#245. WHAT I CAME TO MAKE HAPPEN IN THIS WORLD. In 1917, a thirteen year old, Ricardo Eliecer Neftali Reyes Basoalto, published an essay, “Entusiasmo y perseverancia” in a Chilean newspaper; it was a strangely proleptic title. The young man had not yet swapped out to his later, less cumbersome name, which would become known to the world: Pablo Neruda. By the age of twenty he had published a book, Veinte poemas de amor y una cancion desesperada (in English, Twenty Love Poems and a Song of Despair), to date the best-selling book ever of Spanish-language poetry. For all his poet’s poverty, he moved in heady circles: he was a student of Gabriela Mistral and palled around with Rafael Alberti, Federico Garcia Lorca and Cesar Vallejo. As with Octavio Paz, diplomatic work brought him to Asia; the maze of twentieth-century South American politics and Neruda’s lifelong commitment to the Communist Party brought him to reputation, public success, vituperation and exile in head-spinning succession. He was a controversial figure, for his support for Stalin early on, and for his multiple and messy relationships with women (he fathered and abandoned a daughter who died in the Nazi occupation of the Netherlands; a chapter in his autobiography details his rape of a Sri Lankan maid). He published voluminously all his life, and his works, quoted and set to music as well as read, made him a public figure. His poetry moves through all the conceivable modern modes: political, erotic, surreal, epic, and intimate, and his protean career seems most obviously comparable to that great Spanish trickster, Picasso. Enthusiasm and perseverance indeed.

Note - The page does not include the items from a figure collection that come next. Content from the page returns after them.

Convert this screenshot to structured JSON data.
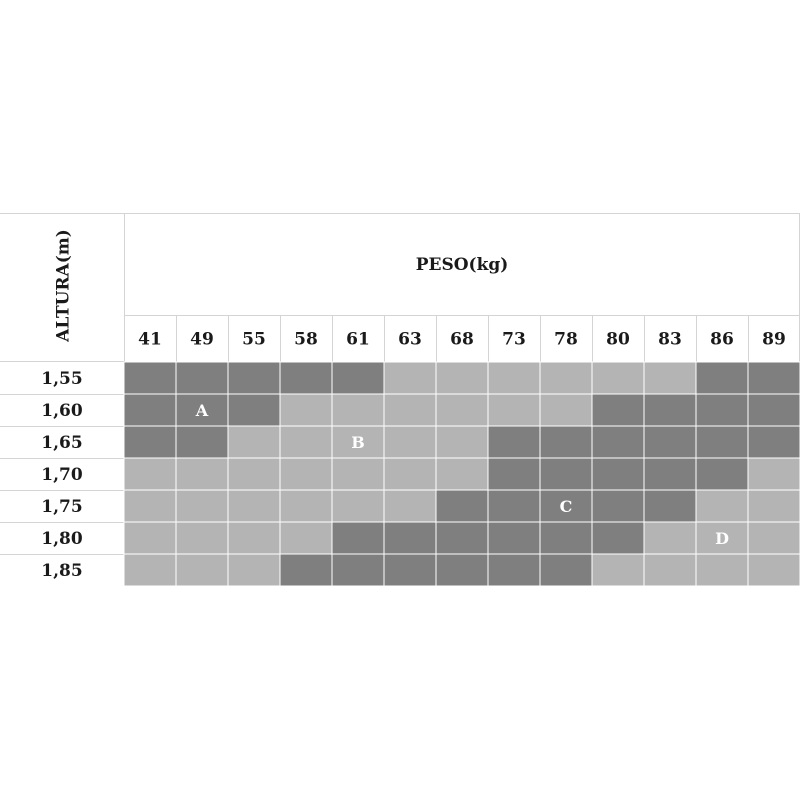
{
  "chart_data": {
    "type": "heatmap",
    "title": "",
    "xlabel": "PESO(kg)",
    "ylabel": "ALTURA(m)",
    "x_categories": [
      "41",
      "49",
      "55",
      "58",
      "61",
      "63",
      "68",
      "73",
      "78",
      "80",
      "83",
      "86",
      "89"
    ],
    "y_categories": [
      "1,55",
      "1,60",
      "1,65",
      "1,70",
      "1,75",
      "1,80",
      "1,85"
    ],
    "level_colors": {
      "dark": "#7f7f7f",
      "light": "#b4b4b4"
    },
    "values": [
      [
        "dark",
        "dark",
        "dark",
        "dark",
        "dark",
        "light",
        "light",
        "light",
        "light",
        "light",
        "light",
        "dark",
        "dark"
      ],
      [
        "dark",
        "dark",
        "dark",
        "light",
        "light",
        "light",
        "light",
        "light",
        "light",
        "dark",
        "dark",
        "dark",
        "dark"
      ],
      [
        "dark",
        "dark",
        "light",
        "light",
        "light",
        "light",
        "light",
        "dark",
        "dark",
        "dark",
        "dark",
        "dark",
        "dark"
      ],
      [
        "light",
        "light",
        "light",
        "light",
        "light",
        "light",
        "light",
        "dark",
        "dark",
        "dark",
        "dark",
        "dark",
        "light"
      ],
      [
        "light",
        "light",
        "light",
        "light",
        "light",
        "light",
        "dark",
        "dark",
        "dark",
        "dark",
        "dark",
        "light",
        "light"
      ],
      [
        "light",
        "light",
        "light",
        "light",
        "dark",
        "dark",
        "dark",
        "dark",
        "dark",
        "dark",
        "light",
        "light",
        "light"
      ],
      [
        "light",
        "light",
        "light",
        "dark",
        "dark",
        "dark",
        "dark",
        "dark",
        "dark",
        "light",
        "light",
        "light",
        "light"
      ]
    ],
    "annotations": [
      {
        "text": "A",
        "row": "1,60",
        "col": "49"
      },
      {
        "text": "B",
        "row": "1,65",
        "col": "61"
      },
      {
        "text": "C",
        "row": "1,75",
        "col": "78"
      },
      {
        "text": "D",
        "row": "1,80",
        "col": "86"
      }
    ]
  }
}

Neruda for all that has never been one of my great enthusiasms. No real, no moral, political or aesthetic objections; as with Shelley, I just don’t hear the music. And of course I read him at the distance of translation, though with Ben Belitt, Donald Walsh, Nathaniel Tarn, Alastair Reid and the long years of work by William O’Daly, Neruda has attracted gifted interpreters, and I don’t see that the work should present any special difficulties. Maybe it’s that definiteness—that sense that whatever he says or does, he does out loud and standing up—that can be a little overbearing in Picasso as well. When, in World’s End, he writes, “Among the wise / I have been the only fool, / and among those who knew less, / I always knew a little less,” I don’t buy it for an instant. Neruda always knows.
So it was a rather nice surprise to have been put on to a lovely little book Neruda published only some months before his death: The Book of Questions, seventy-four poems of three to six couplets apiece, all in the interrogatory:
Is 4 the same 4 for everybody?
Are all sevens equal?
When the convict ponders the light
is it the same light that shines on you?
For the diseased, what color
do you think April is?
Which occidental monarchy
will fly flags of poppies?
These little koans range from the whimsical and political (he leaves “sad Nixon” in hell, “with his buttocks over the brazier”) to personal echoes, literary sallies (“Wasn’t Rimbaud scarlet, / Gongora a shade of violet?”) and the piercing:
Do all memories of the poor
huddle together in the villages?
And do the rich keep their dreams
in a box carved from minerals?
The poems are, cheerfully, all over the place, and gave me the pleasant sense of Neruda letting himself off the hook a bit; one selection of them in English has been published as a children’s book. It’s a rather fine valedictory: when he asks, “Whom can I ask what I came / to make happen in this world?” this book, after a long, long career of making verse, is a pretty good answer.